僕は言うべき言葉が思いつかない。熱を帯びた沈黙が部屋に降りる。僕はミヤガワさんの横顔を見る。そこから何かの答えが導かれることを期待しながら。そのとき、彼女と目が合う。
彼女はまるで、あなたは何も心配しなくてもいいの、というふうに唇の端に微笑みをかたちづくる。
『私でよければ。』
彼女は言う。まつげを微妙に震わせ、瞳を潤ませながら、暗い顔でたよりなく笑う。ただ笑う行為が、こんなにも惨めに見えたのは、生まれて初めてのことだった。
『ありがとう。』
ハヤサカが手を差し出し、彼女に握手を求める。彼女は手を伸ばし、ハヤサカの手を握る。ヨダとシンドーはクリスマス・パーティーを眺めるみたいに、その光景を幸せそうに見ている。僕たちの背後で、巨大なドアが大きな音をたてて閉ざされた感覚があった。何かが決定的に終わってしまった気がする。

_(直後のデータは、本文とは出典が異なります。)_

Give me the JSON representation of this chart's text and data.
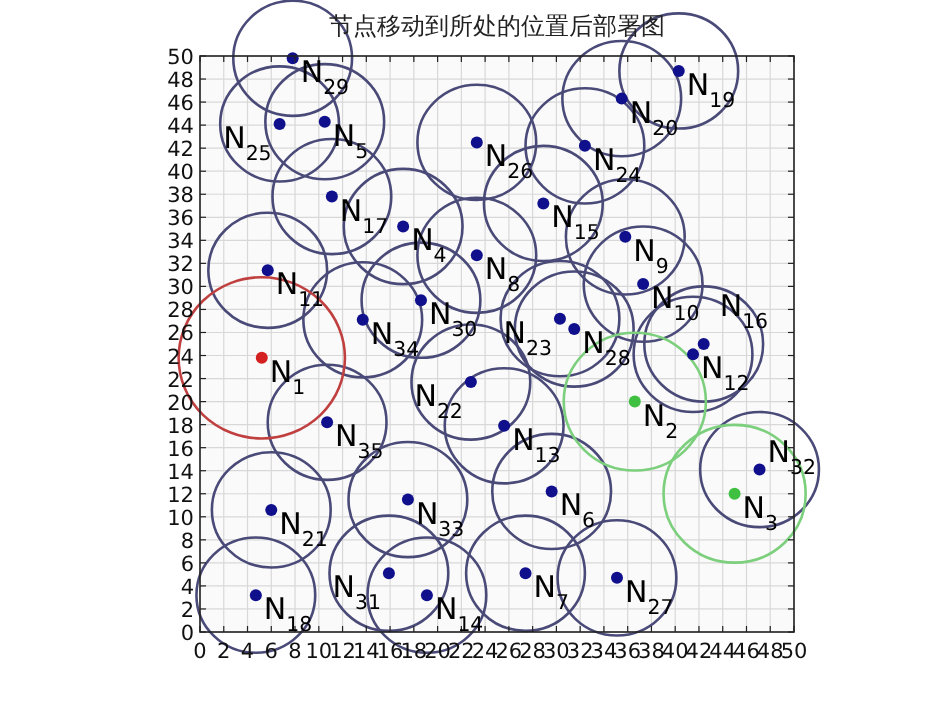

しばらくあとで、僕は、細かく千切れてしまいそうな声で、僕も、と答えた。そうするしかないように思えた。どのような場所に連れていかれたとしても、ただ僕は、やはり、ミヤガワさんと一緒にいたい。
『僕も。』
僕はもう一度、たしかめるように言う。自分のものではないような声だった。それは何かの隙間から、長い時間をかけてやってくる、おぞましい予兆の音みたいに聞こえた。
『ミゾグチ君には、期待している。』
ハヤサカが僕に握手を求めてくる。僕は便宜的に手を差し出し、その男の手のひらを軽く握る。自分の手のひらが、捻じれて裏返るような感覚があった。